À l'occasion de la Journée internationale des réfugiés, la députée du Parti démocratique du Kosovo, Eliza Hoxha, a lancé un appel pour que, plus tôt le musée de la douleur, qui se souvient de l'extase des citoyens de Pristina, l'idée lancée par le maire, ait été créée. PDK, Kadri Wessel. Le député Eliza Hoxha, a remercié [...]
Le député Eliza Hoxha a remercié le nord de la Macédoine, l'Albanie et le Monténégro, qui ont ensuite ouvert leurs frontières et leurs foyers aux citoyens du Kosovo.
Il a également remercié les organisations internationales qui ont aidé tous les réfugiés à maintenir un minimum de dignité et d'espoir, ainsi que tous les États occidentaux qui ont ouvert les portes des avions pour accueillir des réfugiés dans leur pays.
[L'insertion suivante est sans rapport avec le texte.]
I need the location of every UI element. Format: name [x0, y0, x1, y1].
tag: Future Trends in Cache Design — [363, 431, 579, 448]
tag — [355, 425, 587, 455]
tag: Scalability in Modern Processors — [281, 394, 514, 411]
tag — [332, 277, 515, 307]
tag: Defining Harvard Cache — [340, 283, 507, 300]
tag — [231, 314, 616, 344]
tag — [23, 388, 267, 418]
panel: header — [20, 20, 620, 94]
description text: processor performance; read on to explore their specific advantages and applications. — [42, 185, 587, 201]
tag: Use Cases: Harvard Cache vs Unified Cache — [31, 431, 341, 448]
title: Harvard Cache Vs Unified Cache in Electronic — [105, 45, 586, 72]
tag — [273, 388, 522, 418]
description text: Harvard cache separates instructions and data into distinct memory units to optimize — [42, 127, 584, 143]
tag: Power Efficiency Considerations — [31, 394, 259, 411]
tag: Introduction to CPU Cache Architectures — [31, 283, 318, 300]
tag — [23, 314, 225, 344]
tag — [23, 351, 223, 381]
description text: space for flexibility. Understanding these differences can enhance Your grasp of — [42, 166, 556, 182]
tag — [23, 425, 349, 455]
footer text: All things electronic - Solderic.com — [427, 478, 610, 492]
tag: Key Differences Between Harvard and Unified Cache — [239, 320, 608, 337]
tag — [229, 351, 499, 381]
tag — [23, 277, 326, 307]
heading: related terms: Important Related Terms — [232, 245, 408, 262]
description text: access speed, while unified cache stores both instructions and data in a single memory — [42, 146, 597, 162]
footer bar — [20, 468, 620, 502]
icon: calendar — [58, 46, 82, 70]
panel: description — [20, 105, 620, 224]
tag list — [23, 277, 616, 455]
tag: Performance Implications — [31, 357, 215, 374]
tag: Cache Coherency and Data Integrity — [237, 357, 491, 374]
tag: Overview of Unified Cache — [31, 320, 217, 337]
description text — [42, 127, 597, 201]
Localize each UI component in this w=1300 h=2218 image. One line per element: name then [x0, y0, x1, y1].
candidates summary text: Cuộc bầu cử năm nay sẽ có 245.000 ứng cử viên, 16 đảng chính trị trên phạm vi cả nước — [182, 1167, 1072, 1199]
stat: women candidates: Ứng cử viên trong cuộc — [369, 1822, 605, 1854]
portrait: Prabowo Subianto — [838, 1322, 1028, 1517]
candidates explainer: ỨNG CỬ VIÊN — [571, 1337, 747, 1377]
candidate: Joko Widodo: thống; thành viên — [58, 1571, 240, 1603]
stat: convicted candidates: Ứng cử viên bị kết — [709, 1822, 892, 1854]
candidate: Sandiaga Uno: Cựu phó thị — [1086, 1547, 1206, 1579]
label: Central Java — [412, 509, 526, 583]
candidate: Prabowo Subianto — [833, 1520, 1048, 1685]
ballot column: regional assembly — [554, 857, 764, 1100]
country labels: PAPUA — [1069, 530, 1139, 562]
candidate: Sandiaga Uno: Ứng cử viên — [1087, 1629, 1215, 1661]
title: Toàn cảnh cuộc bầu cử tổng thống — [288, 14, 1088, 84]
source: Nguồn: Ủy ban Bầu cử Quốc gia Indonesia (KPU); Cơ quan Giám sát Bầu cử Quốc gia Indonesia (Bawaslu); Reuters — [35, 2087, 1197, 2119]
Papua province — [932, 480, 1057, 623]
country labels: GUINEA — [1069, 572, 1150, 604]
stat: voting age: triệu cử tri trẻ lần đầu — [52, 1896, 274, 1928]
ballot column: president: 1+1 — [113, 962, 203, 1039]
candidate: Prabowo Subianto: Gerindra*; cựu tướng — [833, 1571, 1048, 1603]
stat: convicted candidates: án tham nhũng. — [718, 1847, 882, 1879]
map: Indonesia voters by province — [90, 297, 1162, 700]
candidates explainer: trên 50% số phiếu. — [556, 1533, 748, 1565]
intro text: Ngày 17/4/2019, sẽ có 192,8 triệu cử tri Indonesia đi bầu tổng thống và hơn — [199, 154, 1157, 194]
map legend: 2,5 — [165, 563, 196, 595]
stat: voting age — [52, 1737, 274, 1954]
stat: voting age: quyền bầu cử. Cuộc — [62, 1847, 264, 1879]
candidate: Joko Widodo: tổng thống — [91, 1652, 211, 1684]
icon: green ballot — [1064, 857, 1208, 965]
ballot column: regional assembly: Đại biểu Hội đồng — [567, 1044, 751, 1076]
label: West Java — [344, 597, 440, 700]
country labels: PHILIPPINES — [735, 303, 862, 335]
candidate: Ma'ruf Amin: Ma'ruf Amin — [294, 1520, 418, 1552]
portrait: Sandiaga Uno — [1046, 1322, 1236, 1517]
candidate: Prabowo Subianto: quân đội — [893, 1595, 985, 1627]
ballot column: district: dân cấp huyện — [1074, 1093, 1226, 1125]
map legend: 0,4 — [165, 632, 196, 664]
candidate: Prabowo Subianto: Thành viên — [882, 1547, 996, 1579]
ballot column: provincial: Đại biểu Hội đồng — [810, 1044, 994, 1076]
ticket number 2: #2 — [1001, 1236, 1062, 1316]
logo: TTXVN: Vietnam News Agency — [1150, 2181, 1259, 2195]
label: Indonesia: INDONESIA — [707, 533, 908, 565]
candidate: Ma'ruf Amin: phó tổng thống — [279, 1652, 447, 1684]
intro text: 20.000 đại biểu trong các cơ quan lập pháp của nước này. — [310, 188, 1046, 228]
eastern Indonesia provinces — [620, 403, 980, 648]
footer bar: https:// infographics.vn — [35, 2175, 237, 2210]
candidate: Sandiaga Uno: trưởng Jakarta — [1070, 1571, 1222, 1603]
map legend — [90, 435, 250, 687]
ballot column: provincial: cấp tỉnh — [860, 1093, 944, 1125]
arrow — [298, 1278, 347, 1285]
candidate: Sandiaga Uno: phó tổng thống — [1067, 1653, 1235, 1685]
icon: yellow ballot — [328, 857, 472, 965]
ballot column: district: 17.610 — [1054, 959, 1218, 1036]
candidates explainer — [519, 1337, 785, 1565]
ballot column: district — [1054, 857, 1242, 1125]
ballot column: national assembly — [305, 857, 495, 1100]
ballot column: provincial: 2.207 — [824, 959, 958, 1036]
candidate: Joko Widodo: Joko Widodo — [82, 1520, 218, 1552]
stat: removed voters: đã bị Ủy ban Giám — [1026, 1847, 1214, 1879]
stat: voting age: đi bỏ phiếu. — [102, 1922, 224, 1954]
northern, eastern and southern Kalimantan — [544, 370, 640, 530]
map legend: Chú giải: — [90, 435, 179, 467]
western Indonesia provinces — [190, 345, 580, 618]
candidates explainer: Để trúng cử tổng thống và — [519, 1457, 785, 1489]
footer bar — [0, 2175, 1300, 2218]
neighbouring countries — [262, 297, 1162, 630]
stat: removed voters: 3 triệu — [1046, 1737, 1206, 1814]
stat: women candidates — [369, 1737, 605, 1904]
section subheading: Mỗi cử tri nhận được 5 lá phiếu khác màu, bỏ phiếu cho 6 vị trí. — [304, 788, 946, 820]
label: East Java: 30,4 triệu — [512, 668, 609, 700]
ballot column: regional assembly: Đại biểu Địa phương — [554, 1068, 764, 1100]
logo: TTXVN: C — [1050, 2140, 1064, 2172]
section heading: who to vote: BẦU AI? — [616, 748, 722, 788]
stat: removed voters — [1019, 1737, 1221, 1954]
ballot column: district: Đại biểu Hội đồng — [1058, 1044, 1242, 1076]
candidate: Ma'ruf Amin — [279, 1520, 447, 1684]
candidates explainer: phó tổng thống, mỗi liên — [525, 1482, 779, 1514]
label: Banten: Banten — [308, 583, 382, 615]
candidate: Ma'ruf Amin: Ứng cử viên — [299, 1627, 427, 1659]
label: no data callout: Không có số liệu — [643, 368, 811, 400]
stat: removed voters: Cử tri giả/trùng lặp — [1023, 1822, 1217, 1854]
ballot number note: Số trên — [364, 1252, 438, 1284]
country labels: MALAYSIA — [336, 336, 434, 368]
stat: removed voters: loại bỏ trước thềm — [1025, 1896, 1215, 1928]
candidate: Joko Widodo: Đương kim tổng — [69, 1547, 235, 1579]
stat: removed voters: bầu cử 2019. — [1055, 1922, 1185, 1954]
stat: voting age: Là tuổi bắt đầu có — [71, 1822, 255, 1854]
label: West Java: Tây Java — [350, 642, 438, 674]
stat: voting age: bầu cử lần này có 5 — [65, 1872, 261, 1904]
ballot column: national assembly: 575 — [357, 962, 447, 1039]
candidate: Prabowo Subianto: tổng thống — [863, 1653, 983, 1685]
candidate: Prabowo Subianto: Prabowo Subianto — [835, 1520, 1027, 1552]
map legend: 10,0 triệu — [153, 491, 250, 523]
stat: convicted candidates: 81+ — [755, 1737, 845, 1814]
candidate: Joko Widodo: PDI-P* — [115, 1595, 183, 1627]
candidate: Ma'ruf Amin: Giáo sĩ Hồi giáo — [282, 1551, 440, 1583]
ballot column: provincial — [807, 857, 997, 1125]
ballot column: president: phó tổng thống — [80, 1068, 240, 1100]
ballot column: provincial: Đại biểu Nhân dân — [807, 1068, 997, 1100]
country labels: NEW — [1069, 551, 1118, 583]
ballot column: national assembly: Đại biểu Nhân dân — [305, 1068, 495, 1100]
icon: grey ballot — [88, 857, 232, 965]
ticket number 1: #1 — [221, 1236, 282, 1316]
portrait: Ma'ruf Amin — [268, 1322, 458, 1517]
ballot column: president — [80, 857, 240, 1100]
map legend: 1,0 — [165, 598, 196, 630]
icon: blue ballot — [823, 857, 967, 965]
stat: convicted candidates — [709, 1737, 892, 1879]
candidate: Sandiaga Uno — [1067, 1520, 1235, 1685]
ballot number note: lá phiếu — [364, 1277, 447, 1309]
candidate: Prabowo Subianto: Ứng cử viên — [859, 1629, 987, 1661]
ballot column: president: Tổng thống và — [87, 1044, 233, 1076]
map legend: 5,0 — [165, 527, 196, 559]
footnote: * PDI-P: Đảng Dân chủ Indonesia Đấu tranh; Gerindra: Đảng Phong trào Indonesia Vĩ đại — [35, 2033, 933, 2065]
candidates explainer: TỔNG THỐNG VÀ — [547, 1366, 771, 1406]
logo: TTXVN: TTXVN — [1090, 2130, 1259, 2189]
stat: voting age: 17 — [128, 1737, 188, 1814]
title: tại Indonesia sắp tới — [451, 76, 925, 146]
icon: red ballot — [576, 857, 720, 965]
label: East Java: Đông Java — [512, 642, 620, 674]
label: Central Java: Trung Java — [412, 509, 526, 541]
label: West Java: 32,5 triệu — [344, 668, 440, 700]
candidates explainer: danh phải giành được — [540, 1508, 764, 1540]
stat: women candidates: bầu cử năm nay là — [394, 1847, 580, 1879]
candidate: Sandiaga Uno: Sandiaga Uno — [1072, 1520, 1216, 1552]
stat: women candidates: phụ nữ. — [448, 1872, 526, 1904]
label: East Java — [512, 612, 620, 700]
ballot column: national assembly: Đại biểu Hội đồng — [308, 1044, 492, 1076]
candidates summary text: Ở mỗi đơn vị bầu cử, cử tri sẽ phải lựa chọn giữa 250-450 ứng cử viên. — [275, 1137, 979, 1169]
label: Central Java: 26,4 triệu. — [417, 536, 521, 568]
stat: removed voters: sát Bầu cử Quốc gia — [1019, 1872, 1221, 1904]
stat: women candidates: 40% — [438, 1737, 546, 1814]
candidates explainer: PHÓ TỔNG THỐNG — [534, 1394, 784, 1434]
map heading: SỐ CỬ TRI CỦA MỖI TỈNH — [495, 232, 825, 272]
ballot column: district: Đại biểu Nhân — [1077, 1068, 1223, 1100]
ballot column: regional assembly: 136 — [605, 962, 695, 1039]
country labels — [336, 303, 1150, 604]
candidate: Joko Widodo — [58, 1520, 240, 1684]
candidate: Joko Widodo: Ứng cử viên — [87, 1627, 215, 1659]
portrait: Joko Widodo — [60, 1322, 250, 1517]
Elle a également remercié L'UCK et l'OTAN qui ont permis à la libération du Kosovo de rentrer chez eux et ont exigé que cette station, dès qu'elle deviendra le Musée de la douleur, soit rappelée à la nouvelle histoire du Kosovo et à l'importance qu'elle revêt pour les nouvelles générations.
Déclaration complète du député Eliza Hoxha :
Aujourd'hui, à l'occasion de la Journée internationale des réfugiés, nous nous souvenons que le problème des réfugiés au niveau mondial est une crise fondamentale qui touche les pays développés et qui est accueillie par plus de 70 millions de personnes déplacées. Il s'agit apparemment du plus grand nombre de personnes qui ont quitté la violence et les conflits depuis la Seconde Guerre mondiale. L'an dernier, 37 000 personnes ont fui leur foyer chaque jour.
Il y a 21 ans, près de la moitié de la population du Kosovo a été déplacée et est devenue réfugiée. Plus de 600 000 personnes en dehors du Kosovo et 400 000 autres personnes déplacées sur le territoire du Kosovo. Personnellement, j'étais l'un des réfugiés en Macédoine, du 1er avril 1999 au 13 juin 1999. On a tout oublié ce jour-là, sans savoir si on reviendrait un jour. Ça a été un des jours les plus difficiles de ma vie. Une disparition violente, un murmure, un homme sans adresse, sans valise, sans carte d'identité.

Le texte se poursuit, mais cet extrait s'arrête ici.